4 de janeiro de 2012

Beatriz

A comédia não é divina, muito menos é divina comédia.

Beatriz apareceu há seis anos atrás. Me encontrou num dia de muito calor, em janeiro.

As primeiras linhas que escreveu, revelou-se um grande mistério. Logo eu, que estava há anos habituado a encontrar as pessoas, dessa vez fui encontrado.

Dizia-me que num certo dia de final de ano esteve a olhar a imensidão do oceano. E alguma coisa inacabada a incomodava.

Demorei algumas horas para poder acreditar que naquele momento adentrei ao paraíso, anos após anós ter perambulado entre o inferno e o purgatório. Era ela que estava ali, diante de mim, assim como Dante se surpreendeu ao encontrar Beatriz à sua espera.

Questionei o porquê de ser Beatriz, e nada mais óbvio do que a referência do grande poeta, que encontrou sua musa a primeira vez, aos nove anos de idade.

Mas eu não era Dante, muito menos um poeta.

E por estar a pouco tempo diante do mar e olhando a imensidão do oceano, não pude deixar de lembrar Beatriz.

***

Já estava há alguns dias no hospital, aguardava as substâncias químicas agirem-lhe no corpo, percorrerem as veias num caminho sinuoso em direção à região inflamada, onde o exército de corticóides realizaria o trabalho da reconstrução da mielina.

Eu, aprofundado no caso, tinha as ações ineficazes, pois não havia nada a fazer, a medicina se encarregaria de restaurar a saúde em Beatriz, mas fiquei alí a fazer o que mais sabia.
_eu...

Beatriz balbuciou três palavras desconexas.

_Não entendi? comentei.

_eu amo.

a frase foi cerrada pelo efeito corticóide.

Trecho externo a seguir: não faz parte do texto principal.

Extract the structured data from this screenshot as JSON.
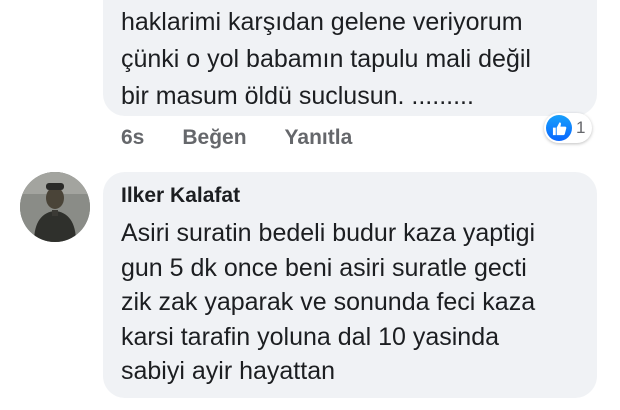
{
  "comment1": {
    "text": "haklarimi karşıdan gelene veriyorum\nçünki o yol babamın tapulu mali değil\nbir masum öldü  suclusun. .........",
    "time": "6s",
    "like_label": "Beğen",
    "reply_label": "Yanıtla",
    "reaction_count": "1",
    "reaction_icon": "thumbs-up-icon"
  },
  "comment2": {
    "author": "Ilker Kalafat",
    "text": "Asiri suratin bedeli budur kaza yaptigi\ngun 5 dk once beni asiri suratle gecti\nzik zak yaparak ve sonunda feci kaza\nkarsi tarafin yoluna dal 10 yasinda\nsabiyi ayir hayattan"
  },
  "colors": {
    "bubble": "#f0f2f5",
    "secondary_text": "#65676b",
    "like_blue": "#0866ff"
  }
}
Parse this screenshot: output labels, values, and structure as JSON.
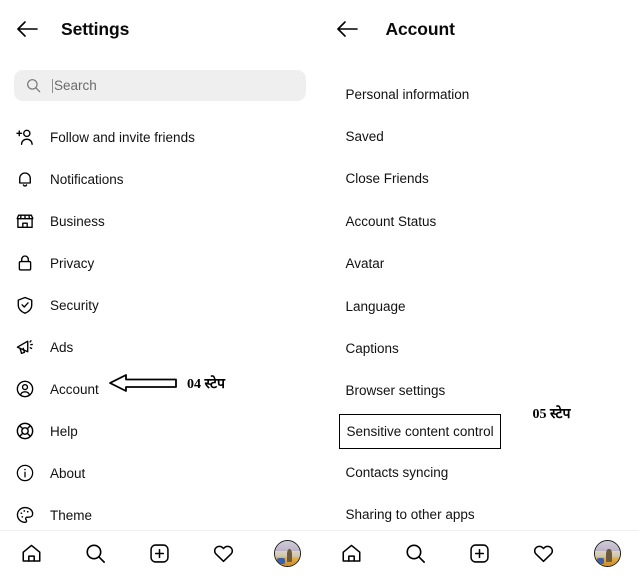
{
  "left_panel": {
    "back_icon": "arrow-left-icon",
    "title": "Settings",
    "search": {
      "icon": "search-icon",
      "placeholder": "Search",
      "value": ""
    },
    "items": [
      {
        "icon": "person-add-icon",
        "label": "Follow and invite friends"
      },
      {
        "icon": "bell-icon",
        "label": "Notifications"
      },
      {
        "icon": "storefront-icon",
        "label": "Business"
      },
      {
        "icon": "lock-icon",
        "label": "Privacy"
      },
      {
        "icon": "shield-check-icon",
        "label": "Security"
      },
      {
        "icon": "megaphone-icon",
        "label": "Ads"
      },
      {
        "icon": "account-circle-icon",
        "label": "Account"
      },
      {
        "icon": "lifebuoy-icon",
        "label": "Help"
      },
      {
        "icon": "info-circle-icon",
        "label": "About"
      },
      {
        "icon": "palette-icon",
        "label": "Theme"
      }
    ],
    "annotation": {
      "icon": "left-arrow-annotation-icon",
      "text": "04 स्टेप"
    }
  },
  "right_panel": {
    "back_icon": "arrow-left-icon",
    "title": "Account",
    "items": [
      {
        "label": "Personal information",
        "highlighted": false
      },
      {
        "label": "Saved",
        "highlighted": false
      },
      {
        "label": "Close Friends",
        "highlighted": false
      },
      {
        "label": "Account Status",
        "highlighted": false
      },
      {
        "label": "Avatar",
        "highlighted": false
      },
      {
        "label": "Language",
        "highlighted": false
      },
      {
        "label": "Captions",
        "highlighted": false
      },
      {
        "label": "Browser settings",
        "highlighted": false
      },
      {
        "label": "Sensitive content control",
        "highlighted": true
      },
      {
        "label": "Contacts syncing",
        "highlighted": false
      },
      {
        "label": "Sharing to other apps",
        "highlighted": false
      }
    ],
    "annotation": {
      "text": "05 स्टेप"
    }
  },
  "bottom_nav": {
    "items": [
      {
        "icon": "home-icon",
        "label": "Home"
      },
      {
        "icon": "search-icon",
        "label": "Search"
      },
      {
        "icon": "plus-square-icon",
        "label": "Create"
      },
      {
        "icon": "heart-icon",
        "label": "Activity"
      },
      {
        "icon": "avatar-icon",
        "label": "Profile"
      }
    ]
  },
  "colors": {
    "background": "#ffffff",
    "text": "#111111",
    "search_field": "#efefef",
    "placeholder": "#6b6b6b",
    "divider": "#f0f0f0",
    "highlight_border": "#000000"
  }
}
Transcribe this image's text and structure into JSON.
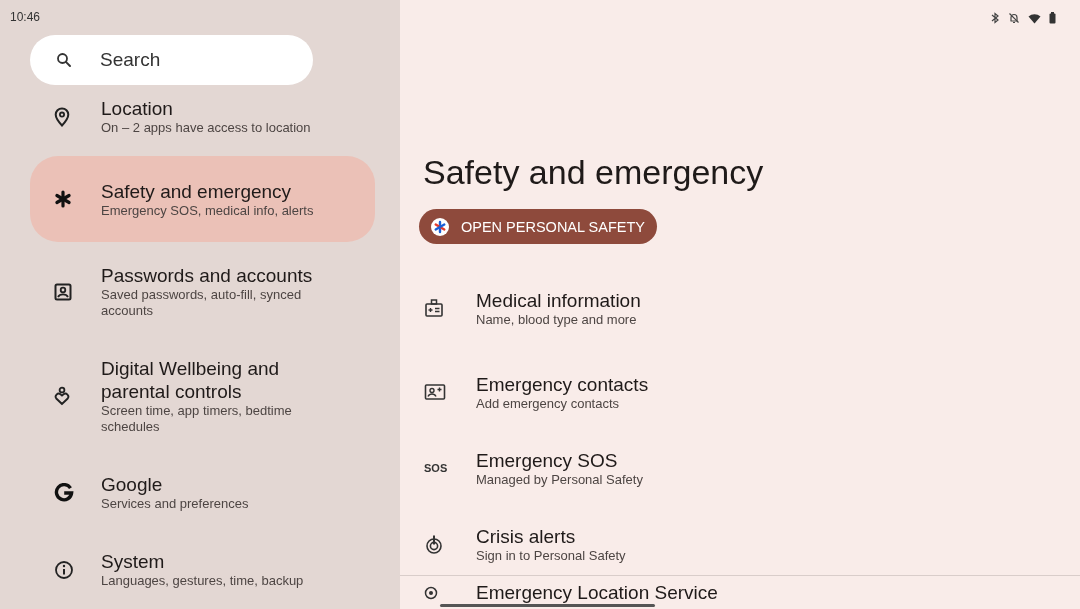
{
  "status_bar": {
    "time": "10:46"
  },
  "search": {
    "placeholder": "Search"
  },
  "sidebar": {
    "items": [
      {
        "title": "Location",
        "subtitle": "On – 2 apps have access to location",
        "selected": false
      },
      {
        "title": "Safety and emergency",
        "subtitle": "Emergency SOS, medical info, alerts",
        "selected": true
      },
      {
        "title": "Passwords and accounts",
        "subtitle": "Saved passwords, auto-fill, synced accounts",
        "selected": false
      },
      {
        "title": "Digital Wellbeing and parental controls",
        "subtitle": "Screen time, app timers, bedtime schedules",
        "selected": false
      },
      {
        "title": "Google",
        "subtitle": "Services and preferences",
        "selected": false
      },
      {
        "title": "System",
        "subtitle": "Languages, gestures, time, backup",
        "selected": false
      }
    ]
  },
  "page": {
    "title": "Safety and emergency",
    "button": "OPEN PERSONAL SAFETY",
    "items": [
      {
        "title": "Medical information",
        "subtitle": "Name, blood type and more"
      },
      {
        "title": "Emergency contacts",
        "subtitle": "Add emergency contacts"
      },
      {
        "title": "Emergency SOS",
        "subtitle": "Managed by Personal Safety",
        "icon_text": "SOS"
      },
      {
        "title": "Crisis alerts",
        "subtitle": "Sign in to Personal Safety"
      }
    ],
    "footer_item": {
      "title": "Emergency Location Service"
    }
  }
}
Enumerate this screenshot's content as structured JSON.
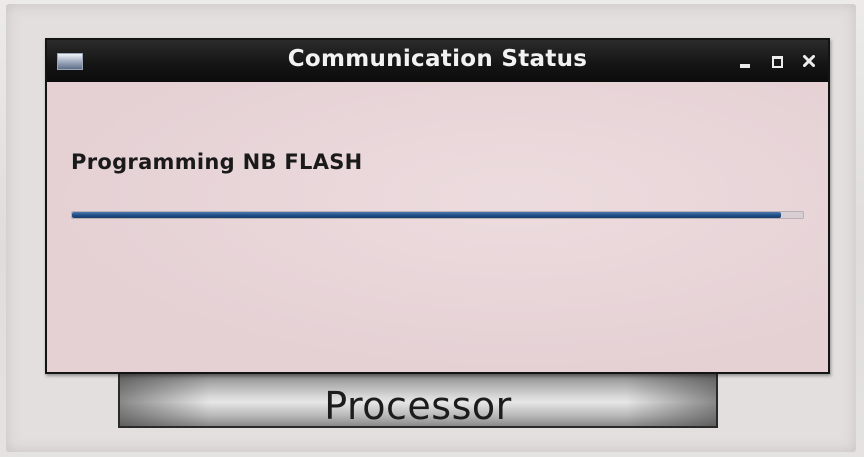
{
  "window": {
    "title": "Communication Status"
  },
  "dialog": {
    "status_message": "Programming NB FLASH",
    "progress_fraction": 0.97
  },
  "background": {
    "processor_button_label": "Processor"
  },
  "icons": {
    "window_menu": "window-menu-icon",
    "minimize": "minimize-icon",
    "maximize": "maximize-icon",
    "close": "close-icon"
  },
  "colors": {
    "titlebar": "#141414",
    "dialog_background": "#e5d1d4",
    "progress_fill": "#1f4e86",
    "title_text": "#f2f2f2"
  }
}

Fiquei muito pensativo com o que acabara de ouvir. Ouvir um eu amo inacabado poderia dar margem a muitas intepretações.

E antes que pudesse dar linearidade aos pensamentos, adentrou a enfermeira para a troca do soro:

_ A visita acabou, volte amanhã.

Despedi-me de Beatriz e quis acreditar que por um instante estive no paraíso, como Dante e apesar da jovem estar sob o efeito da medicação, quis crer que era verdade, mesmo tendo enormes dúvidas daquilo que eu nem sabia se era real ou um efeito anestésico.